AC = 267,383 (for this example the amount is based on 334 days divided by 366 days, NZC must use actual cash collected)

(PC x OF / TECC) x 334 / 366 days = 125,022

Taxable income NZC 2010 2011 2012 2013 2014 2015 2016 Total
Original forecast cash (OF) 1,068,000 582,000 274,000 58,000 18,000 0 0 2,000,000
Actual cash (AC) 1,106,000 600,000 267,383 0 0 0 0 1,973,383
                 
Actual cash (AC) 1,106,000 600,000 267,383 0 0 0 0 1,973,383
Less (PC x OF / TECC) 534,000 291,000 125,022 0 0 0 0 950,022
Equals assessable income (AI) 572,000 309,000 142,361 0 0 0 0 1,023,361

Appendix 3. PDLs transferred from NZC to NZC-2 on 1 June 2012

Base price adjustment to be calculated by NZC on 1 June 2012 (for two days since consolidated group formed)

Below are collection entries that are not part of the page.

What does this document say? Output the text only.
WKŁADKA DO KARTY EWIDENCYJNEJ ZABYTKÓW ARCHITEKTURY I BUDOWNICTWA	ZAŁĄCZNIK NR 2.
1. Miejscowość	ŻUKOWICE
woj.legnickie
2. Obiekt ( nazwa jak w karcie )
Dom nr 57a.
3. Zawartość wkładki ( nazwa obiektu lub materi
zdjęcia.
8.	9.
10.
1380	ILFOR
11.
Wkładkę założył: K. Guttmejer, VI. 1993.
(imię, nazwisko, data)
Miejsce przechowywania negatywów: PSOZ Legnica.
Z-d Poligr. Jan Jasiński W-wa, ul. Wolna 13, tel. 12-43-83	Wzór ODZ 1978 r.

BPA = C - I + E + AR = (1,974,984 + 49,229 - 1,000,000) - 1,973,383 + 950,022 + 0

BPA = 852

Where:

  • AC = 1,601 (for this example the amount is based on 2/366 days, actual cash collected to be used by NZC)
  • (PC x OF / TECC) x 2 / 366 days = 749
  • Consideration for transfer = 1,000,000 - (825,000 + (137,000 x 336 / 366)) = 49,229

Appendix 4. Taxable income of NZC-2 from 1 June 2012

For 2012 income year ended 30 June 2012:

  • AC = 24,016 (for this example the amount is based on 30/366 days; actual cash collected to be used by NZC-2)
  • (PC x OF / TECC) x 30 / 366 days = 11,229
Taxable income NZC-2 2010 2011 2012 2013 2014 2015 2016 Total
Original forecast cash (OF) 1,068,000 582,000 274,000 58,000 18,000 0 0 2,000,000
Actual cash (AC) 0 0 24,016 88,000 20,800 6,800 500 140,116
                 
Actual cash (AC) 0 0 24,016 88,000 20,800 6,800 500 140,116
Less (PC x OF / TECC) 0 0 11,229 29,000 9,000 0 0 49,229
Equals assessable income (AI) 0 0 12,787 59,000 11,800 6,800 500 90,887

Summary

NZC 2012 assessable income = 142,361 (to be returned in separate tax return)
Consolidated Group 2012 assessable income = 13,639  
  = 852 (NZC) + 12,787 (NZC-2)  

Reconciliation

Total assessable income for 2012 income year = 156,000

Total estimated assessable income for 2012 = 156,000
(Originally forecast by NZC when ABDs acquired)

This determination is signed by me on the 9th day of November 2012.